The High Seas are Theirs.

They shall command you, overwhelm you. Book-lubbers, paper-plodders, shall be as though they were not. The youth of the earth shall be renewed in the morning, the suns and the stars shall be unlocked, and the evening shall go forth with joy. The mountains shall be freed from the pick and the shovel and the book, and lift themselves to heaven. Flowers shall again outblossom botanies, and gymnasts of music shall be laid low, and Birds Through An Opera Glass shall sing. Joy shall come to knowledge, and the strength of Joy upon it. They are Coming, O Ye Shades of Learning, a thousand thousand strong. Their sails flock the Sea. The smoke and the throb of their engines is the promise of the east. The days of thirteen-thousand-ton, three-horse-power education are numbered.

X
A Note

It is one of the danger signs of the times that the men who have most closely observed our modern life, in its social, industrial, artistic, educational, and religious aspects seem to be gradually coming to the point where they all but take it for granted in considering all social, industrial, and educational and political questions, that the conditions of modern times are such, and are going to be such that imagination and personality might as well be dropped as practical forces—forces that must be reckoned with in the movement of human life. Nearly all the old-time outlooks of the Soul, as they stand in history, have been taken for factory sites, bought up by syndicates, moral and otherwise, and are being used for chimneys. Nothing but smoke and steel and wooden Things come out of them. Poets and brokers are both telling us on every hand that imagination is impossible and personality incredible in modern life.

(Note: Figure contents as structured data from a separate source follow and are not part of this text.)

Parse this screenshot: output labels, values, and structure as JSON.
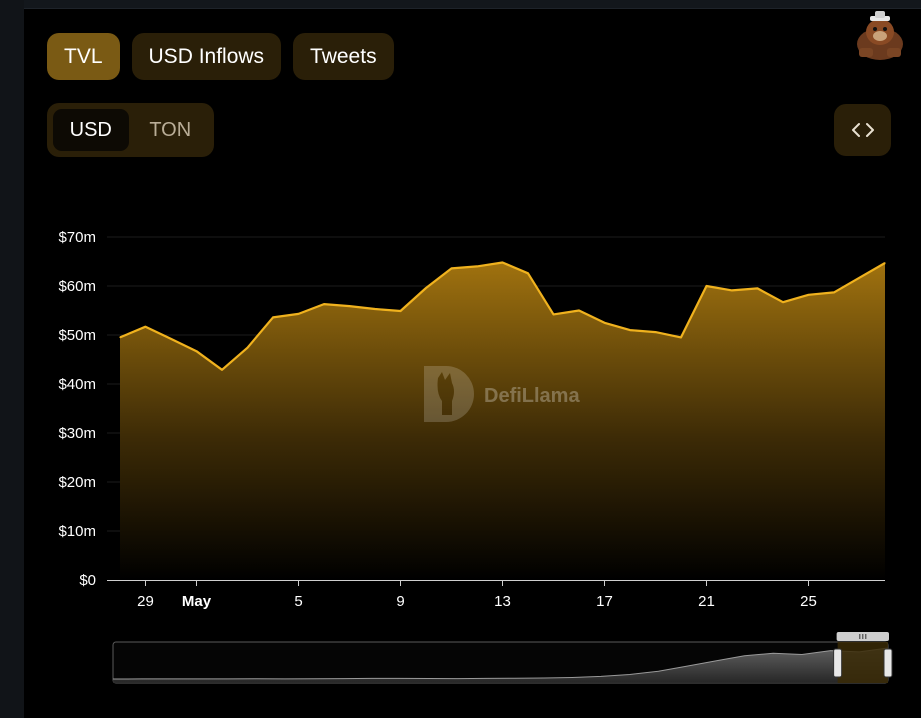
{
  "tabs": [
    {
      "label": "TVL",
      "active": true
    },
    {
      "label": "USD Inflows",
      "active": false
    },
    {
      "label": "Tweets",
      "active": false
    }
  ],
  "currency": [
    {
      "label": "USD",
      "active": true
    },
    {
      "label": "TON",
      "active": false
    }
  ],
  "icons": {
    "embed": "code-brackets-icon",
    "mascot": "llama-mascot-icon",
    "watermark": "defillama-logo-icon"
  },
  "watermark": {
    "text": "DefiLlama"
  },
  "colors": {
    "accent": "#f0b21e",
    "tab_active": "#7a5a14",
    "tab_bg": "#2a1f08",
    "background": "#000000"
  },
  "chart_data": {
    "type": "area",
    "title": "",
    "xlabel": "",
    "ylabel": "",
    "x": [
      "Apr 28",
      "Apr 29",
      "Apr 30",
      "May 1",
      "May 2",
      "May 3",
      "May 4",
      "May 5",
      "May 6",
      "May 7",
      "May 8",
      "May 9",
      "May 10",
      "May 11",
      "May 12",
      "May 13",
      "May 14",
      "May 15",
      "May 16",
      "May 17",
      "May 18",
      "May 19",
      "May 20",
      "May 21",
      "May 22",
      "May 23",
      "May 24",
      "May 25",
      "May 26",
      "May 27",
      "May 28"
    ],
    "series": [
      {
        "values": [
          49.5,
          51.7,
          49.2,
          46.7,
          42.9,
          47.4,
          53.6,
          54.3,
          56.3,
          55.9,
          55.3,
          54.9,
          59.6,
          63.6,
          64.0,
          64.8,
          62.6,
          54.2,
          55.0,
          52.5,
          51.0,
          50.6,
          49.5,
          60.0,
          59.1,
          59.5,
          56.7,
          58.2,
          58.7,
          61.7,
          64.7
        ]
      }
    ],
    "ylim": [
      0,
      70
    ],
    "y_unit": "millions USD",
    "y_ticks": [
      "$0",
      "$10m",
      "$20m",
      "$30m",
      "$40m",
      "$50m",
      "$60m",
      "$70m"
    ],
    "x_ticks": [
      {
        "label": "29",
        "x": "Apr 29",
        "bold": false
      },
      {
        "label": "May",
        "x": "May 1",
        "bold": true
      },
      {
        "label": "5",
        "x": "May 5",
        "bold": false
      },
      {
        "label": "9",
        "x": "May 9",
        "bold": false
      },
      {
        "label": "13",
        "x": "May 13",
        "bold": false
      },
      {
        "label": "17",
        "x": "May 17",
        "bold": false
      },
      {
        "label": "21",
        "x": "May 21",
        "bold": false
      },
      {
        "label": "25",
        "x": "May 25",
        "bold": false
      }
    ],
    "grid": true,
    "legend": "none",
    "range_selector": {
      "overview_values": [
        0.0,
        0.05,
        0.08,
        0.1,
        0.1,
        0.15,
        0.1,
        0.2,
        0.3,
        0.5,
        0.5,
        0.4,
        0.3,
        0.45,
        0.6,
        0.8,
        1.2,
        2.0,
        3.5,
        6.0,
        10.0,
        14.0,
        18.0,
        20.0,
        19.0,
        22.0,
        21.0,
        24.0
      ],
      "selected_start_fraction": 0.935,
      "selected_end_fraction": 1.0
    }
  }
}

Imagination and personality are the spirit and the dust out of which all great nations and all great religions are made.

The attempt has been made in the foregoing pages to point out that they are not dead. The Altar smoulders.

In pointing out how imagination and personality can be wrought into one single branch of a man’s education—his relation to books—principles may have been suggested which can be concretely applied by all of us, each in our own department, to the education of the whole man.